For the NBT assay, 2 × 10⁴ hMB-MSCs/well were seeded in 24-well plates and treated with 15.63, 62.5, or 250 μg/mL TiO₂ NPs for 4 days. Cells were washed three times with sterile PBS and incubated with DMEM supplemented with 100 μL NBT (1.6 mg/mL) (Sigma, Aldrich, St. Louis, MO, USA) for 90 min at 37 °C. After incubation, wells were washed three times with PBS and formazan was solubilized by adding 100 μL of 2 M KOH and 100 μL DMSO per well. Absorbance was read at 630 nm (Bio-Rad, Hercules, CA, USA).

4.10. Statistics Analysis

Data are presented as mean ± SD. Statistical analyses were performed using one-way ANOVA in SigmaPlot v14.0. For viability and proliferation, statistical significance was set at p ≤ 0.001; for other assays, p ≤ 0.05. Exact tests, n (biological replicates), and post hoc comparisons are reported in the figure legends.

5. Conclusions

This is the first study to evaluate the effects of 25 nm TiO₂ NPs (predominantly anatase) on hMB-MSCs.
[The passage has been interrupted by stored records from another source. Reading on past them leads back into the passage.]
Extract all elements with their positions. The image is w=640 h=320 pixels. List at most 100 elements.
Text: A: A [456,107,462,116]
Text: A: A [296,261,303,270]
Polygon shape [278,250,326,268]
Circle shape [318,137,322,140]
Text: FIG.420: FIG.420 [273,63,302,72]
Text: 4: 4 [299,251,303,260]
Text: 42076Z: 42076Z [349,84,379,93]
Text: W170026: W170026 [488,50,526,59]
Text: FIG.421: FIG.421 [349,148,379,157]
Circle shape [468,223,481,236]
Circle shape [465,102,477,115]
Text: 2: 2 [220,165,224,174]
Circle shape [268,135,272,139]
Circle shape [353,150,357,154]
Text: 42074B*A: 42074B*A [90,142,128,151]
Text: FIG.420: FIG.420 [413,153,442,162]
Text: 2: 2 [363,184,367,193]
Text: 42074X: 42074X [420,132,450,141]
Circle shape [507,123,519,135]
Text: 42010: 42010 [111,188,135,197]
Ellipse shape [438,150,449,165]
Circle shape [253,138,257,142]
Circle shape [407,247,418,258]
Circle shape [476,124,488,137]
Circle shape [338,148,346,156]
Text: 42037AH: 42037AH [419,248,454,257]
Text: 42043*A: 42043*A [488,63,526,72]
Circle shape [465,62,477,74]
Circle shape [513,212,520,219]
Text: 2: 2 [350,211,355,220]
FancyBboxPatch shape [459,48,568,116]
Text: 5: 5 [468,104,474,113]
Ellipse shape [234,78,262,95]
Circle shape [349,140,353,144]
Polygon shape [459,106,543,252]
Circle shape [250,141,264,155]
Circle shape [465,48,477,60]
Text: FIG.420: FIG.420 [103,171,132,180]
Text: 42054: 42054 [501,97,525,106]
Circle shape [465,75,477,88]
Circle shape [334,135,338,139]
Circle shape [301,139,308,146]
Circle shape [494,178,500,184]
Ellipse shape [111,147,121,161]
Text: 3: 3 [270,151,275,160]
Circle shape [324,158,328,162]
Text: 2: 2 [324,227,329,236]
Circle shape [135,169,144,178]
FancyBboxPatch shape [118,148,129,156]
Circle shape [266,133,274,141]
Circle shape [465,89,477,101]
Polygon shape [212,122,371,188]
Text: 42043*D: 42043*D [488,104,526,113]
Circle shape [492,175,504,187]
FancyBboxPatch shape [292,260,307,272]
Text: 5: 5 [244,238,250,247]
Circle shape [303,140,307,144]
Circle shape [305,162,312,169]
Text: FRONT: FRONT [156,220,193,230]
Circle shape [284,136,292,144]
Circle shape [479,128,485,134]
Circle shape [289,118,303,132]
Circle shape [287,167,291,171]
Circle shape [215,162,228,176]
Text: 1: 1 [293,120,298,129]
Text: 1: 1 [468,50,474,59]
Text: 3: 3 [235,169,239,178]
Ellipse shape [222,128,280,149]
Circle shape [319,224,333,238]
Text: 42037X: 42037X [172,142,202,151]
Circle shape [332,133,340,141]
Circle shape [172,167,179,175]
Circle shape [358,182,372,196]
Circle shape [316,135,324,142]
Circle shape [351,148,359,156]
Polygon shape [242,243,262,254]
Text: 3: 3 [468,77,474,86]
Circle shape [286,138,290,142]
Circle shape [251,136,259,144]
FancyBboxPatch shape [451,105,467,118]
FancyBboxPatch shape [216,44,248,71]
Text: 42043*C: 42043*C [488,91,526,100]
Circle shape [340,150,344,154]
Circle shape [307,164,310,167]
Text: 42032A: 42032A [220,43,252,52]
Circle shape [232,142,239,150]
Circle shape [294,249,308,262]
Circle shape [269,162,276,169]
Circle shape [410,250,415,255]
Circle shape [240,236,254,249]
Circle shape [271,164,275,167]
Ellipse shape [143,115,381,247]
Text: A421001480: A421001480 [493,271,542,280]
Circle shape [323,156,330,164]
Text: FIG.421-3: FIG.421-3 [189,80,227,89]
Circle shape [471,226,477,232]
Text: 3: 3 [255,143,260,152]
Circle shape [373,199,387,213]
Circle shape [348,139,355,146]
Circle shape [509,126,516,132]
Following in vitro exposure, TiO₂ NPs were internalized and accumulated in perinuclear regions and cytoplasmic vacuoles at the highest tested concentration (250 µg/mL). Exposure produced modest decreases in cell viability and proliferation and was accompanied by reduced membrane expression of CD73 and CD90, together with an unexpected reduction in ROS production. Collectively, these findings indicate that TiO₂ exposure can alter key hMB-MSC functions, including immunomodulatory behavior, differentiation potential, and regenerative capacity, and warrant further mechanistic and in vivo investigation.